4. Homes are places you look forward to going. It is a safe place where you can take respite from the world. It is a place where your dreams can swirl about, waiting to land on your shoulder and be brought into reality. It’s a place that is physically satisfying and emotionally fulfilling to have crafted. You put your own stamp on it. Me? I painted my walls shades of green and blue.

Once I realized that I wanted to build my house into a place I could experience and dig into love, I started to build habits around the maintenance of our home:

1. Understand what is enough – I mean, everyone isn’t at 100% all the time. Facts. I needed to figure out where I was at, where my bare minimum was and start there. Over years, I’ve raised my standard. Not setting the bar too high was important.

When I started, the habit of taking out the trash on a designated day was a big deal. I worked on that one habit for months. If everything else fell apart, I had that success sitting in my back pocket.

2. Have a plan to backtrack and NOT be perfect – Life happens. When you’re an ACOH, that little bit of chaos can create a bunch of anxiety – I’m personally thrown off when something comes my way. It’s triggering.

I’ve learned to deal with it because being an anxious mess all the time is no way to live. Having expectations of myself and others that are sky high are no way to live. Sometimes that will mean that dishes sit on the counter for 3 or 4 days. Sometimes that will mean having to accept different energy levels, that your body was in fight or flight for so long that it has no idea how to relax so you have to force yourself to. Having a written plan as part of my habit toolkit was very important. I could reference it when I was low energy and needed to still make decisions. You’re rewiring your brain and doing a lot of mental exercise is exhausting. Be okay with that.

Order the pizza every so often, take a bath, read a comic book. Little set backs don’t mean failure – that’s all or nothing thinking and it’s dangerous.

3. Pick one habit at a time – goodness gracious, be gentle with yourself. If you’ve been through a hoarding situation as a kid, your brain is stuck in survival mode, your day to day habits are not established and you are also trying to build a life.
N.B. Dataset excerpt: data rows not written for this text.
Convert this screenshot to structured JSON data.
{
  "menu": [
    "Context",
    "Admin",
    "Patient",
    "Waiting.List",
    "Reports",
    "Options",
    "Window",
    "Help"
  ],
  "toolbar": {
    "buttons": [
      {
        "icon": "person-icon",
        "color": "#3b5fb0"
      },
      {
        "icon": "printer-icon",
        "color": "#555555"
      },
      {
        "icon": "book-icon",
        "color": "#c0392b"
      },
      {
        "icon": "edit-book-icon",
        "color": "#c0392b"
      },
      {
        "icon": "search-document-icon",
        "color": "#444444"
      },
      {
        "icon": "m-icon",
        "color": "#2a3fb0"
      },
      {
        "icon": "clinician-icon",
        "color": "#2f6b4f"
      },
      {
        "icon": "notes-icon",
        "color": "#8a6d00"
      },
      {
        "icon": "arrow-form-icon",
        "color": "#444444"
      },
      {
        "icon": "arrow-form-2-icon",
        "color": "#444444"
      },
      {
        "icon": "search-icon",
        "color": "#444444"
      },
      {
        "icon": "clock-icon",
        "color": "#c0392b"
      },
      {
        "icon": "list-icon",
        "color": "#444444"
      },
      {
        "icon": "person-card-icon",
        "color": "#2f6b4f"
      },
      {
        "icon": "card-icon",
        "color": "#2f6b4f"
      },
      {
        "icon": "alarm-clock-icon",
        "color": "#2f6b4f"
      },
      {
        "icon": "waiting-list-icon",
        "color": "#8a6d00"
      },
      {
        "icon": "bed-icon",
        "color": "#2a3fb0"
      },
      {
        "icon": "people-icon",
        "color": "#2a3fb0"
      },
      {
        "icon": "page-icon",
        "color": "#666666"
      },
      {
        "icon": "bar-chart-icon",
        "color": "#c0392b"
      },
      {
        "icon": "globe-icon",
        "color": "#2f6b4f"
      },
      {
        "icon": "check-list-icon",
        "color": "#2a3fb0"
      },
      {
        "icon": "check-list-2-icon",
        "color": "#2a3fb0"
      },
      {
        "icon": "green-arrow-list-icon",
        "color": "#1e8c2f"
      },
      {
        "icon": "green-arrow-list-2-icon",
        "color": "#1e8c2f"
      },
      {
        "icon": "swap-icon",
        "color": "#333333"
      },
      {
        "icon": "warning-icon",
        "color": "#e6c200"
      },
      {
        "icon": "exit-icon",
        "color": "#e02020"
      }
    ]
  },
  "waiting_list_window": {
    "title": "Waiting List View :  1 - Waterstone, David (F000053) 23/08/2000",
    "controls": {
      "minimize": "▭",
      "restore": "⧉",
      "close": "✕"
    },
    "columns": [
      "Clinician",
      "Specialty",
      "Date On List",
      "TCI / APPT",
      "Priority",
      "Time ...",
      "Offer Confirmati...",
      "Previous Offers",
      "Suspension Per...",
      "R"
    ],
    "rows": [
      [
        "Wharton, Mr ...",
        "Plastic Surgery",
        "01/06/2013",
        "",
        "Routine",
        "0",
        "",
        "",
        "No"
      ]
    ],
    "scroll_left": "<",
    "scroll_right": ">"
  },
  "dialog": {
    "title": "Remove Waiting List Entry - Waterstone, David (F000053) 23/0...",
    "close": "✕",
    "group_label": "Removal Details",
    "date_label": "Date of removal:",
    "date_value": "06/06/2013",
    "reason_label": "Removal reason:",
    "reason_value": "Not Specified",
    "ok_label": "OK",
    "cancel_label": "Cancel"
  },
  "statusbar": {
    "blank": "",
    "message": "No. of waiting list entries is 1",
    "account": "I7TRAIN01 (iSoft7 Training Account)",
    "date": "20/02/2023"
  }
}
That’s a lot. You’re okay to focus on one thing at a time. I’m going to write a bit about the Hoop Exercise and Timer Exercise later this month as considerations while you’re habit building.

4. Realize it is not your Hoarding Parent’s house – This is YOUR space. YOU get to decide how it turns out. Even if you’ve inherited the opportunity to have this type of OCD, there is opportunity to learn, reverse and break the cycle. You are capable and you are able to distance from what is their choice in their mental illness and what yours is. By taking care of your environment, you are putting something good into the world. You are working on the stigma of mental health. You are being a better version of yourself.

By taking more care of myself, working to understand what habits and risks would make our house into a home, I have been able to work through different aspects of being an ACOH. I’m not perfect and I’m not done but I’m good enough. I’m full of hope. My heart is full of warm, comfort, magic and change as I move along the journey. I hope you can find the same. Make your house into a home. Create your own magical, warm and supportive space.